Another issue for tobacco control may relate to role modelling behaviour and a general acceptability for smoking among staff within nursing Asian schools. A study of Chinese nursing schools, for example, found that over 90% of the institutions surveyed had faculty members who smoked, while one-quarter had students who smoked (Chan et al., 2008). A Japanese investigation conducted in two nursing colleges, a university, and teaching hospital, reported that while 16% of staff and 6% of students smoked, many lacked the necessary skills to routinely involve themselves in anti-tobacco interventions. Furthermore, while 36% of nursing students in the same study agreed that nurses should not smoke, only 25% of staff agreed with this statement (Sekijima et al., 2005). The issue of tobacco use among nursing students themselves appears to be one area that has not been well studied in China. This may be partly due to low rates of smoking within the nursing student demographic: 0% in one study from Hebei Province (Smith et al., 2004) and only 4% in a study from Shaanxi Province (Zhang et al., 2012b). Relatively higher rates have been documented among Chinese medical students, however, ranging from 6% (Smith et al., 2005b) to 41% (Zhu et al., 2004), suggesting that the implementation of effective tobacco control solutions may not necessarily be a straightforward process in the tertiary education sector.

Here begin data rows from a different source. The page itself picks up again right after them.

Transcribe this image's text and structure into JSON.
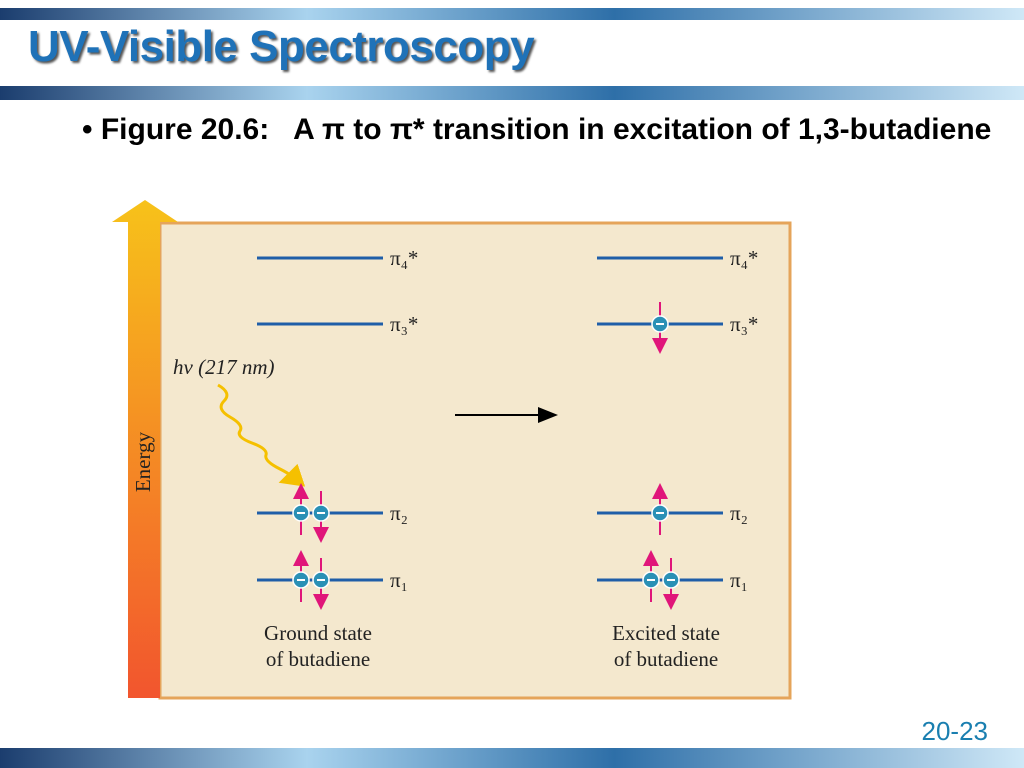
{
  "title": "UV-Visible Spectroscopy",
  "bullet": "Figure 20.6:   A π to π* transition in excitation of 1,3-butadiene",
  "figure": {
    "axis_label": "Energy",
    "photon_label": "hν (217 nm)",
    "orbitals": [
      "π₄*",
      "π₃*",
      "π₂",
      "π₁"
    ],
    "ground_caption": [
      "Ground state",
      "of butadiene"
    ],
    "excited_caption": [
      "Excited state",
      "of butadiene"
    ]
  },
  "page_number": "20-23"
}
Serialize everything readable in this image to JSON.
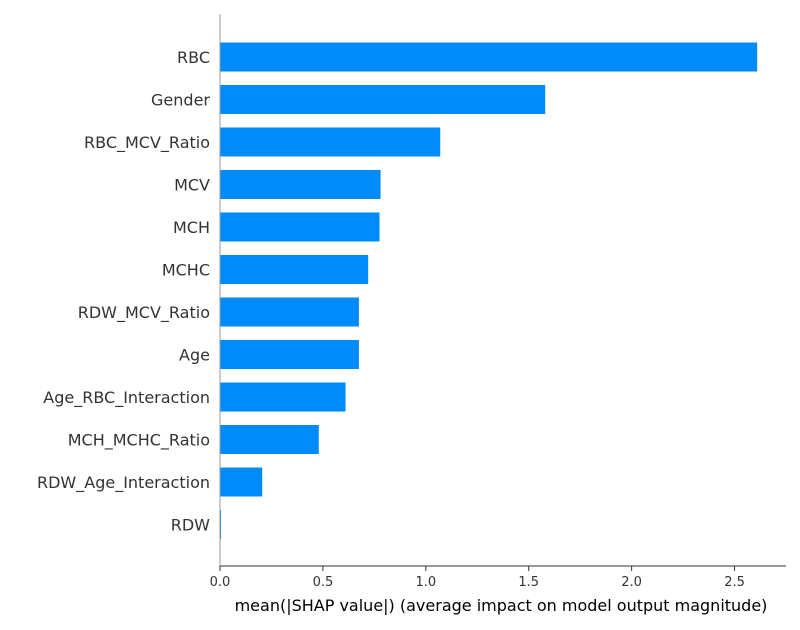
{
  "chart_data": {
    "type": "bar",
    "orientation": "horizontal",
    "categories": [
      "RBC",
      "Gender",
      "RBC_MCV_Ratio",
      "MCV",
      "MCH",
      "MCHC",
      "RDW_MCV_Ratio",
      "Age",
      "Age_RBC_Interaction",
      "MCH_MCHC_Ratio",
      "RDW_Age_Interaction",
      "RDW"
    ],
    "values": [
      2.61,
      1.58,
      1.07,
      0.78,
      0.775,
      0.72,
      0.675,
      0.675,
      0.61,
      0.48,
      0.205,
      0.005
    ],
    "xlabel": "mean(|SHAP value|) (average impact on model output magnitude)",
    "ylabel": "",
    "xlim": [
      0,
      2.75
    ],
    "x_ticks": [
      "0.0",
      "0.5",
      "1.0",
      "1.5",
      "2.0",
      "2.5"
    ],
    "grid": false,
    "bar_color": "#008bfb",
    "axis_color": "#999999"
  }
}
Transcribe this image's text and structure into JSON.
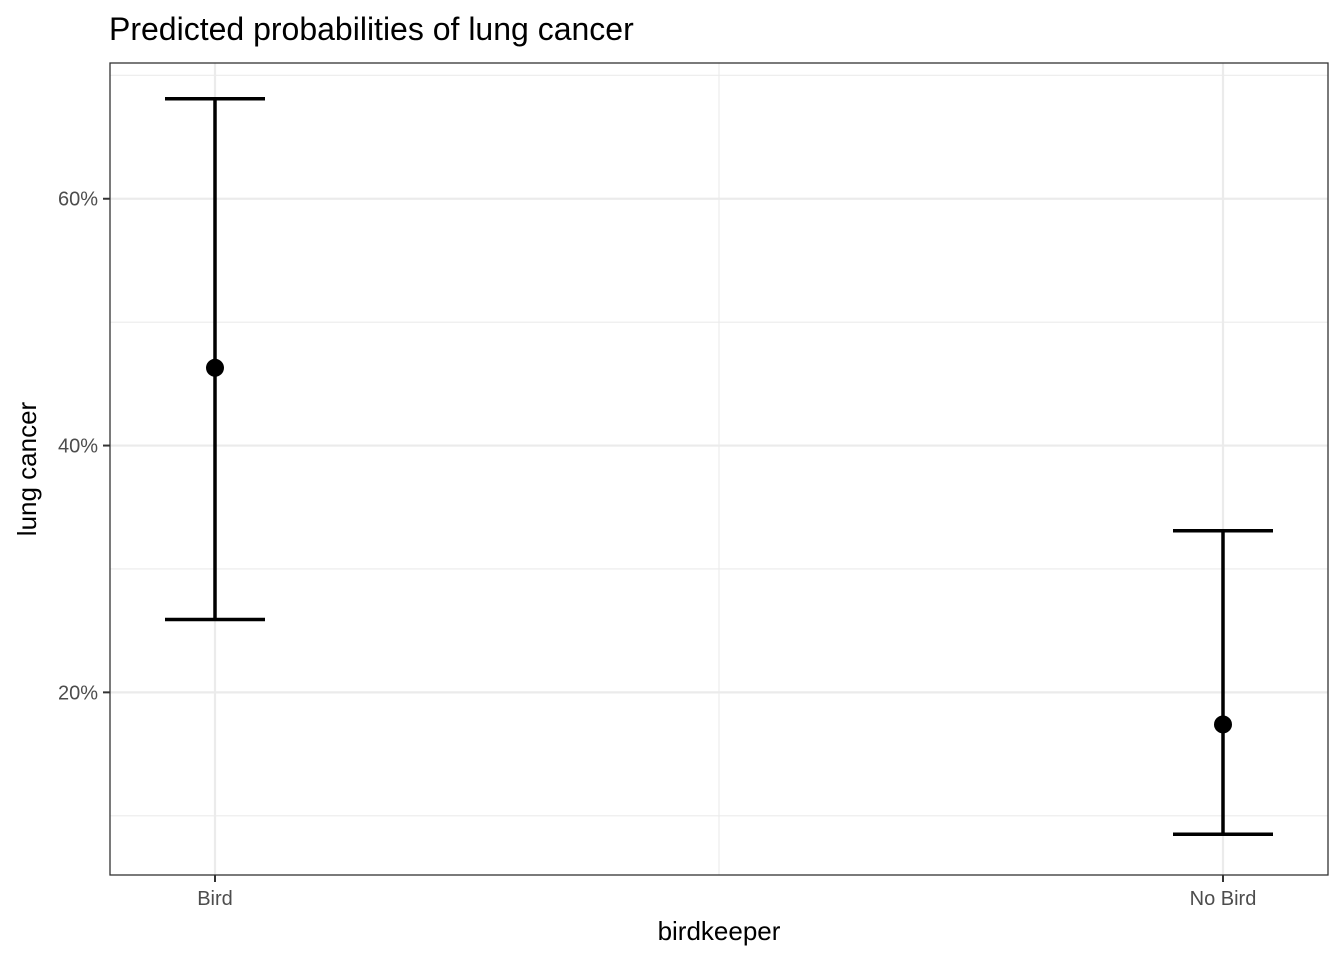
{
  "chart_data": {
    "type": "scatter",
    "title": "Predicted probabilities of lung cancer",
    "xlabel": "birdkeeper",
    "ylabel": "lung cancer",
    "categories": [
      "Bird",
      "No Bird"
    ],
    "points": [
      {
        "category": "Bird",
        "estimate": 46.3,
        "ci_low": 25.9,
        "ci_high": 68.1
      },
      {
        "category": "No Bird",
        "estimate": 17.4,
        "ci_low": 8.5,
        "ci_high": 33.1
      }
    ],
    "yticks": [
      {
        "value": 20,
        "label": "20%"
      },
      {
        "value": 40,
        "label": "40%"
      },
      {
        "value": 60,
        "label": "60%"
      }
    ],
    "y_minor": [
      10,
      30,
      50,
      70
    ],
    "ylim": [
      5.2,
      71.0
    ],
    "grid": true,
    "colors": {
      "marks": "#000000",
      "grid": "#ebebeb",
      "border": "#333333"
    }
  }
}
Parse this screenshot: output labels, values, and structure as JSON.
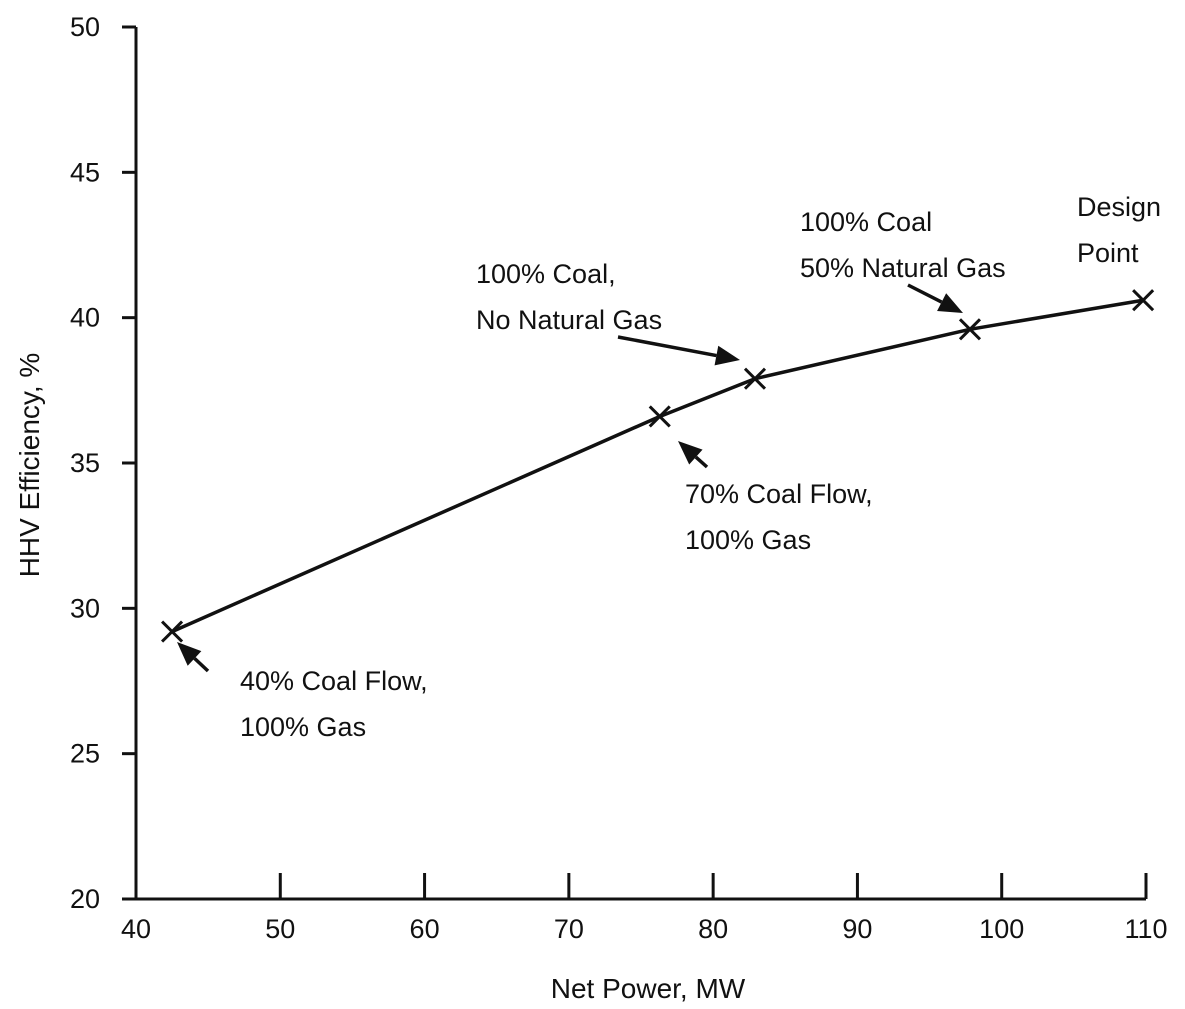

Nevertheless changes are beginning to occur regarding tobacco control in China. The first stop smoking program in China was established in 1996 (Zhang et al., 2012a), for example, and the Chinese health ministry launched a campaign to stop smoking among doctors and other medical workers in 2009 (Bland, 2009). In March 2011, China's 12th 5-year Plan mentioned tobacco control for the first time (Chen et al., 2012). On the other hand, however, to our knowledge there are no active tobacco control programs targeting nurses in Shandong. This situation is not entirely surprising as research from the United States suggests that even though their involvement in tobacco control policy is essential (Sarna et al., 2006a), nurses have often been an underutilized resource (Sarna et al., 2005). Results from the current study suggest, however, that Chinese nurses may now be in an ideal position to lead the fight against tobacco, given that very few of them smoke, especially females. Teaching hospitals and other learning institutions also represent an ideal venue for helping to set positive examples in tobacco control (Smith & Takahashi, 2008). Health care facilities and their staff in Shandong would be in an ideal position to lead such initiatives.